西阳西沉,时影与重明站在古嵬城外几里的沙丘上,远眺那座被最后一缕天光染成血红的城池。沙暴自西北席卷而来,漫天黄沙翻涌成遮天蔽日的黄雾,将整座城池囫囵吞没,宛如海市蜃楼,又似幽冥鬼域。
城内偶尔飘来几声驼铃的脆响,却转瞬便被呼啸的风沙吞噬,城中灯火如豆,明灭不定,与远处天堑关连绵的灯火遥遥相对。
重明眯紧双眼,迎着风沙,鼻翼微微翕动,语气带着不确定。

奇怪,这风里…我怎么好像闻到了血腥味。
时影沉默,目光扫过城墙上若隐若现的霍图部图腾,脑中浮现一段古籍中所载的文字。
“古嵬是沙海之眼,能照见人心最深的恐惧。”而此刻,那眼睛似乎正盯着他们,他略一沉吟,沉声安排道。
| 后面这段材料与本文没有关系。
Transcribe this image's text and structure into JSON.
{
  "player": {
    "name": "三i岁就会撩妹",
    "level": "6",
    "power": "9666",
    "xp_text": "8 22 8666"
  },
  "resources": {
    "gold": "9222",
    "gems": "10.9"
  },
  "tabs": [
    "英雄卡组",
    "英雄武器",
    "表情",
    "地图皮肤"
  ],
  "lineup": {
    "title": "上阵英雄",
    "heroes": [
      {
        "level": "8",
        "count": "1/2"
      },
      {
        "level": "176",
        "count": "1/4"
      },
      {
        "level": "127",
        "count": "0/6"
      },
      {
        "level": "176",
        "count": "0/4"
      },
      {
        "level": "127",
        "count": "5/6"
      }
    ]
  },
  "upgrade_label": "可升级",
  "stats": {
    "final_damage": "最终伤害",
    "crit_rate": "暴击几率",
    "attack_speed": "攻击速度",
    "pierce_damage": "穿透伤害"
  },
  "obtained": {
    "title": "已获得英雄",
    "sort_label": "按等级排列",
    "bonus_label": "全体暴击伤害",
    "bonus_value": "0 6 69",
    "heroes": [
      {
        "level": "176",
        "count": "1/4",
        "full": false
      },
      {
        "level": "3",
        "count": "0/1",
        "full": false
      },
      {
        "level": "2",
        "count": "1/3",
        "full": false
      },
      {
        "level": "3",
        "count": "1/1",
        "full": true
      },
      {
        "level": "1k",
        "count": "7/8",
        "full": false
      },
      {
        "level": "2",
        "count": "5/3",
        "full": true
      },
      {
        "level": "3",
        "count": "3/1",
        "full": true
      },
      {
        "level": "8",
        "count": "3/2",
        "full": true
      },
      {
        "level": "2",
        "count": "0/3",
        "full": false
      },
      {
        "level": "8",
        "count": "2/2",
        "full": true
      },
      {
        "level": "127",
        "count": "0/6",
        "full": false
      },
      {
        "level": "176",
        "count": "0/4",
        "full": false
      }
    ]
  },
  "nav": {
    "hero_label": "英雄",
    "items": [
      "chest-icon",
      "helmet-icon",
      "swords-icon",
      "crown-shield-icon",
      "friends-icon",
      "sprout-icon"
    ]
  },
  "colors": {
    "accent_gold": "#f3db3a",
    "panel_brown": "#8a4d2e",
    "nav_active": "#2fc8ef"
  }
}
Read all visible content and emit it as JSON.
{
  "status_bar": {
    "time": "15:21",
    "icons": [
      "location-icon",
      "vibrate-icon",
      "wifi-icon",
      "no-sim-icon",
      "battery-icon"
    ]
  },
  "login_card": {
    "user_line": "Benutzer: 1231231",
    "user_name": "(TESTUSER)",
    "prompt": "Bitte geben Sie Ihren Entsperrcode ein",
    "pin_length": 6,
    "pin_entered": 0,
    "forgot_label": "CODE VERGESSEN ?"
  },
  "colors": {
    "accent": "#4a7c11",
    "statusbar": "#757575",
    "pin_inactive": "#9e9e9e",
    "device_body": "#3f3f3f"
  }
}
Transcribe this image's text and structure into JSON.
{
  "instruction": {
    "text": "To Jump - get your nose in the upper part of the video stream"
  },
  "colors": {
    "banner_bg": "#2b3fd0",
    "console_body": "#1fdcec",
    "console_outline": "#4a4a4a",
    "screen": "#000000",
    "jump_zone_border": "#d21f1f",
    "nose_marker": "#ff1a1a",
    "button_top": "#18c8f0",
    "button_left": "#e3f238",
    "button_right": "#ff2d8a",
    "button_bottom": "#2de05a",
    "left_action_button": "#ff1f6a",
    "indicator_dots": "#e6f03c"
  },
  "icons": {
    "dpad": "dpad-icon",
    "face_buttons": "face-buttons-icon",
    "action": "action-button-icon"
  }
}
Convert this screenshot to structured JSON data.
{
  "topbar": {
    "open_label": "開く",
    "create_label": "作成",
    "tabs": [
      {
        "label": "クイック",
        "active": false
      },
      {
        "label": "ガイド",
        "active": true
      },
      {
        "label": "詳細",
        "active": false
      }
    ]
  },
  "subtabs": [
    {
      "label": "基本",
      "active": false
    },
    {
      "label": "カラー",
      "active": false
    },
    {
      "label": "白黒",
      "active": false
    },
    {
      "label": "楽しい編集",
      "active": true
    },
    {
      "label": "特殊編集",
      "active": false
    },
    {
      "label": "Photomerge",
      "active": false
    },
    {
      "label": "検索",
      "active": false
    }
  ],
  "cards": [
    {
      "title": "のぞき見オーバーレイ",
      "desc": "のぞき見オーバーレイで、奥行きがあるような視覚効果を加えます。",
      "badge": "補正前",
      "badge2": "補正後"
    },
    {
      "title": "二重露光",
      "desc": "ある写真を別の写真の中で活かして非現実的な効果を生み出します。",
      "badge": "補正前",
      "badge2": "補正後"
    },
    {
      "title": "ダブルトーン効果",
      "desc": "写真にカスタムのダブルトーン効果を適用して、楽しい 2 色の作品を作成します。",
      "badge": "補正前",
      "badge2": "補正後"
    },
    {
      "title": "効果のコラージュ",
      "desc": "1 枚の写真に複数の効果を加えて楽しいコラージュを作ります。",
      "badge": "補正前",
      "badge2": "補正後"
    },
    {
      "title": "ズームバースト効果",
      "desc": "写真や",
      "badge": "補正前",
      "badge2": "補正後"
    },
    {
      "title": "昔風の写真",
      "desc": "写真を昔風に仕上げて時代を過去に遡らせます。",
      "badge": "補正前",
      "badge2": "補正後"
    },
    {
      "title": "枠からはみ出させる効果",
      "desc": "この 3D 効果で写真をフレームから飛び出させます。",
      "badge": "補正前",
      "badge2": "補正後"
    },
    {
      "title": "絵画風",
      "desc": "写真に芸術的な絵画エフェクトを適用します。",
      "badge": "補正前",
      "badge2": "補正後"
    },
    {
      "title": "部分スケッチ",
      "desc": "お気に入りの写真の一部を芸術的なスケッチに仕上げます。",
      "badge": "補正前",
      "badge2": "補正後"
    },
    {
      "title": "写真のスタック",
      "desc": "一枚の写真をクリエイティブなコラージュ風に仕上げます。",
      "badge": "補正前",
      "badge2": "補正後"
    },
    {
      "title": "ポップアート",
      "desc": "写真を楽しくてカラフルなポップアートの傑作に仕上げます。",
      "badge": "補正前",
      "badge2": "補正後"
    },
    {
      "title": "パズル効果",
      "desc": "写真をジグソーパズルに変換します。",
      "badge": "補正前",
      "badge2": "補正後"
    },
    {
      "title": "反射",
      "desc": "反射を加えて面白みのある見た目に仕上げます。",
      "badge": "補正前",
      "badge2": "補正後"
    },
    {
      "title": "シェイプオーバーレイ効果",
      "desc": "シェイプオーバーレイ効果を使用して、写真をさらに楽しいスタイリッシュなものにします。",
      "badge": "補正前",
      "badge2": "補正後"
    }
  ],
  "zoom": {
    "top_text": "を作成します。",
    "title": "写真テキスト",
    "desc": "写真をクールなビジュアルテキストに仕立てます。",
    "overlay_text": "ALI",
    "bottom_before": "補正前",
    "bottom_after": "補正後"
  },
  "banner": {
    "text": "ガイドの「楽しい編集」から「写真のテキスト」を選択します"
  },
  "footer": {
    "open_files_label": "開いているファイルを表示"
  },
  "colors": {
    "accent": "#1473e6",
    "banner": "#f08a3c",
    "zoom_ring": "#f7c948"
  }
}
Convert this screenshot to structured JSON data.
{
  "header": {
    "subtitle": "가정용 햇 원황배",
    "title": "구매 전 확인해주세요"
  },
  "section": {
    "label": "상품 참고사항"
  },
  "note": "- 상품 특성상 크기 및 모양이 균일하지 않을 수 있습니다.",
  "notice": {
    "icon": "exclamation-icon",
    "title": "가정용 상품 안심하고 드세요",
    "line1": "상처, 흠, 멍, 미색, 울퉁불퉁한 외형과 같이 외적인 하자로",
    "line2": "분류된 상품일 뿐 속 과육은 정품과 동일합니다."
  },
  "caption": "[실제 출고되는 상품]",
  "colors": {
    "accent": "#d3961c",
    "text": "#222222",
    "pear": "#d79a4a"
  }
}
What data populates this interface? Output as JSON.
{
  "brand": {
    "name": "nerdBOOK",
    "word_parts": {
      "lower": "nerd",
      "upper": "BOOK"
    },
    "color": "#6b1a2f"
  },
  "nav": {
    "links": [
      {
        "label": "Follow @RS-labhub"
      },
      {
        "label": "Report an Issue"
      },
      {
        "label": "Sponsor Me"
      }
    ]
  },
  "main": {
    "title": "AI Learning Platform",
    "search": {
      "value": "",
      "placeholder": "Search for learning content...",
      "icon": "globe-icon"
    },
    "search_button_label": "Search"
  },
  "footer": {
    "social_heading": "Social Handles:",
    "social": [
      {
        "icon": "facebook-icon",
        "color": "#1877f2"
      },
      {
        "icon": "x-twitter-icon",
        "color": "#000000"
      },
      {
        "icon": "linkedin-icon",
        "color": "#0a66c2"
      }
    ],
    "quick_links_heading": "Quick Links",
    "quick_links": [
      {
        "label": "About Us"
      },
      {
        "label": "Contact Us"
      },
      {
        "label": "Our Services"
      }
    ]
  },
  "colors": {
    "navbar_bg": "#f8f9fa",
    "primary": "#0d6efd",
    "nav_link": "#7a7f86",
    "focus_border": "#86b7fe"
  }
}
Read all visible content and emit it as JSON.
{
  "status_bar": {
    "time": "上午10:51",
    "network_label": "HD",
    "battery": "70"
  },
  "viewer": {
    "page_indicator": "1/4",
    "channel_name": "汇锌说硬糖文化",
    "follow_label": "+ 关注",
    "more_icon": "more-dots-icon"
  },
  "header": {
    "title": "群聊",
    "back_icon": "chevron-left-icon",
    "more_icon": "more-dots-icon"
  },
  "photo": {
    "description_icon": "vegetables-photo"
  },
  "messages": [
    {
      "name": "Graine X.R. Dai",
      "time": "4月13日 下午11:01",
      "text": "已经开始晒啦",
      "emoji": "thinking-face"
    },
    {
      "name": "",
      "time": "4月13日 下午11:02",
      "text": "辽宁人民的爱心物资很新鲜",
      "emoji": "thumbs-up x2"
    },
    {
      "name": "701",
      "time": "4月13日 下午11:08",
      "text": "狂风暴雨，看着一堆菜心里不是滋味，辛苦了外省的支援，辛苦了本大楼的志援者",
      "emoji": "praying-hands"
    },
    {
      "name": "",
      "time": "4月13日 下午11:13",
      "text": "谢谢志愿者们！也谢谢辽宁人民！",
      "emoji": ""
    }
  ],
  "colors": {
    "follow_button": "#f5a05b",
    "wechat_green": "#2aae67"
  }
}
我入城内探查,你带羲和饶到四周,看看有没有其他关押鲛人的据点。
重明低低“啊”了一声,尾音拖得老长,扭头看向身后,羲和正望着天堑方向出神,风卷着沙尘吹动她的长发与衣角,她却连眼睫都没动一下。重明嘴角抽了抽,心里顿时老大不乐意。
平心而论,羲和确实“好转”了,至少不再动辄哭闹或切换成陌生孩童的模样,大多数时候显得异常安静,举止有度,甚至偶尔能进行简短的逻辑对话,意识显然已恢复到成年人的状态。可是,对重明来说,她依旧只可以用四个字概括。
莫名其妙!

…要不我去城内?
重明试图挣扎,压低声音道。

她现在就跟那沙尘暴里的鬼火一样,看着是亮的,可你根本不知道它什么时候会飘,往哪儿飘!带着她,别说找据点,不把自己先弄丢了就是万幸!

让我带她,简直比让我去啃三天沙子还难受!
羲和对重明这番激烈的吐槽毫无反应。她甚至连头都没有回,侧脸在渐暗的天光里显得格外沉静,时影终于将目光从古嵬城收回,淡淡扫了重明一眼。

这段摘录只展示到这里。